3 strategic lessons on enterprise ABM, buyer behavior, and building a modern GTM motion
When even your neighborhood barbershop is running gated eBooks and “lead gen campaigns,” it’s a clear sign that buyer behavior has fundamentally changed: buyers today are generally savvier and more skeptical of outdated marketing tactics.
And if buyers have changed, then GTM teams have to change, too.
So what does the modern B2B playbook actually look like, and what actually works?
When I started building a new 1:1 and 1:few ABM strategy with our client Demandbase in 2025, I expected the answers for the ABM platform to be all about new channels, new tools, and new tactics. And while omnichannel engagement and heavier investment in brand absolutely matter, I returned to a lesson that is often overlooked:
The basics still win — if you do them exceptionally well.

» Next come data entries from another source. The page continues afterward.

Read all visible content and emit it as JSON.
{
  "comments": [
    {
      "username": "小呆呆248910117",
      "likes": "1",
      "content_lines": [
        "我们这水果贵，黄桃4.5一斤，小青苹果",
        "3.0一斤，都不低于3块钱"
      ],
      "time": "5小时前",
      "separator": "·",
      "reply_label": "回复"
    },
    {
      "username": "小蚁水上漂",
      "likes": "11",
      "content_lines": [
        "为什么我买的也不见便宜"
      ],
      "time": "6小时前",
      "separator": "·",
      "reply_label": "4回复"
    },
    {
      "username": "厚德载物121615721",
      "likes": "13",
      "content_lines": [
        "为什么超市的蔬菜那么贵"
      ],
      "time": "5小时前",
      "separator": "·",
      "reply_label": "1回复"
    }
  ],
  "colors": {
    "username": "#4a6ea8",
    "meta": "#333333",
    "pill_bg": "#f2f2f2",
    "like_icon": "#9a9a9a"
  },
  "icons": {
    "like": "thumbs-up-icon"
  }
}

Here are the foundational learnings that shaped how I built enterprise ABM at Demandbase, and why they matter more than ever for your business:
1) Start with clean segmentation across GTM teams and systems
It sounds simple, but it’s not.
True alignment between marketing, sales, customer success, and account teams takes real effort. Everyone needs to be working from the same list of accounts and contacts, and that list needs to be reflected consistently across every system for everyone to succeed.

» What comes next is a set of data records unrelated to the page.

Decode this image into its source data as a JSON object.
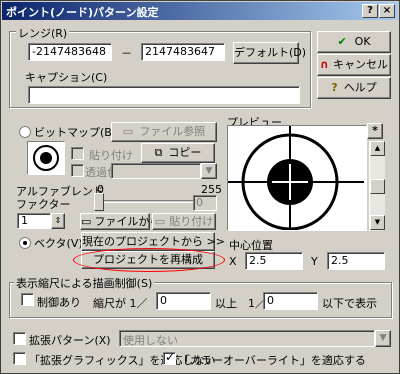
{
  "window": {
    "title": "ポイント(ノード)パターン設定",
    "help_glyph": "?",
    "close_glyph": "×"
  },
  "range": {
    "label": "レンジ(R)",
    "min": "-2147483648",
    "separator": "－",
    "max": "2147483647",
    "default_button": "デフォルト(D)"
  },
  "caption": {
    "label": "キャプション(C)",
    "value": ""
  },
  "buttons": {
    "ok": "OK",
    "cancel": "キャンセル",
    "help": "ヘルプ"
  },
  "bitmap": {
    "label": "ビットマップ(B)",
    "file_ref": "ファイル参照",
    "paste": "貼り付け",
    "copy": "コピー",
    "transparent": "透過色",
    "alpha_label": "アルファブレンド",
    "alpha_min": "0",
    "alpha_max": "255",
    "factor_label": "ファクター",
    "factor_value": "1",
    "alpha_value": "0",
    "from_file": "ファイルから..",
    "paste2": "貼り付け"
  },
  "vector": {
    "label": "ベクタ(V)",
    "from_project": "現在のプロジェクトから >>",
    "rebuild": "プロジェクトを再構成"
  },
  "preview": {
    "label": "プレビュー",
    "zoom_button": "*",
    "center_label": "中心位置",
    "x_label": "X",
    "x_value": "2.5",
    "y_label": "Y",
    "y_value": "2.5"
  },
  "display": {
    "label": "表示縮尺による描画制御(S)",
    "limit_label": "制御あり",
    "scale_label": "縮尺が 1／",
    "scale_from": "0",
    "above_label": "以上　1／",
    "scale_to": "0",
    "below_label": "以下で表示"
  },
  "ext_pattern": {
    "label": "拡張パターン(X)",
    "dropdown": "使用しない"
  },
  "ext_graphics": {
    "label": "「拡張グラフィックス」を適応しない"
  },
  "color_override": {
    "label": "「カラーオーバーライト」を適応する"
  },
  "colors": {
    "title_start": "#0a246a",
    "title_end": "#a6caf0",
    "highlight": "#ff0000"
  }
}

If you’re selling to enterprise, this complexity only increases with the scale, and requires more investment upfront — especially for global enterprise teams with multiple business units or products. But it’s absolutely critical!
If one part of your revenue organization is targeting the wrong person or account, the deal is already lost. Enterprise ABM works when everyone is working in the same direction, towards the same accounts, with the same understanding of who actually influences the deal.
How do you start?
First, find out how ICP accounts and contacts are currently identified across your stack: your sales CRM, marketing automation, and sales engagement platform (e.g. Outreach).
Then ask:
- Are segments identified correctly and the same across every system?
- Do you even have segmentation?
- Is your data actually accurate?
- Is your reporting consistent and dynamic across marketing and sales?
If the answer is “no,” you probably need a data project. But not all hope is lost! You can work manually out of the systems and implement it step-by-step. Your key partners here are RevOps, Marketing Ops (MOps), and your data team.
The best ABM results are from:
- Leadership alignment: Marketing + Sales leadership align on the target account strategy
- Segmentation across GTM stack: Target accounts & ICP contacts segmented and consistently reflected in all GTM systems
- GTM enablement: GTM teams understand the “why” and how to handle workflows and messaging
- Synchronized activation: Marketing and sales run coordinated programs against the same contacts with dynamic reporting

The payoff:
The entire customer-facing GTM team is activated against the same accounts and the same contacts, so every touch reinforces the same motion.
2) Prioritize integrating your sales and marketing teams
Over a decade ago, sales and marketing alignment was a nice-to-have. Then, it became a requirement. But now, it’s about the quality of that integration, not just checking a box.
Alignment isn’t glamorous work — but without it, nothing else scales. Our work with Demandbase involves collaborating together through:
- Shared planning sessions, not just handoffs
- Joining sales and marketing team meetings
- Staying closely connected across SDRs, AEs, AMs, and CSMs
The payoff:
Sales insights are shaping our messaging and influencing campaigns almost in real time.
And sometimes, that collaboration results in a request from a C-level decision-maker when you least expect it — yes, that’s happened to us!
3) Give your prospects what they *actually* want
Buyers know the old playbook: read a blog, watch a video, and you're put into a nurture sequence and getting random calls by SDRs. This model breaks down quickly when you're making multi-million dollar, multi-year deals.
Gated content has shifted away from mass-produced, generic content to a high-quality, high-intent model.
What works now is listening more closely and delivering content your buyers genuinely care about. For us, that looks like deeper, practitioner-level plays aimed at later stages of the buyer journey, directly addressing common challenges your prospect may be facing.
These are typically not top-of-funnel content like “Why your finance team needs a spend management platform” — but rather something like “How X Company protects your financial data.”
And believe it or not… eBooks still work!
For Demandbase, we focused on short playbooks designed for the key persona that we know are responsible for global GTM teams. Our simple strategy was to answer the questions they had in an easily consumable manner, knowing that they wanted and were ready to read a longer piece of content.
The payoff:
Higher content engagement for the decision-makers in a multi-million dollar deal.
You may get pushback because it’s not high volume numbers, but you must reiterate that it’s an intentional strategy. Well-timed, tailor-made resources that directly address the problems a buying committee is actively trying to solve will always deliver — and that’s only possible with close coordination between content, product marketing, and sales teams.
Key Takeaways:
The traditional B2B playbook has undergone some big changes, but the fundamentals still win:
- Clean and consistent segmentation
- Deep integration between sales and marketing
- A clear understanding of your buyer and their journey
When you commit to these basics, this foundation gives your team the confidence to experiment and innovate in the right places, while staying ahead in a buyer landscape that’s changing fast.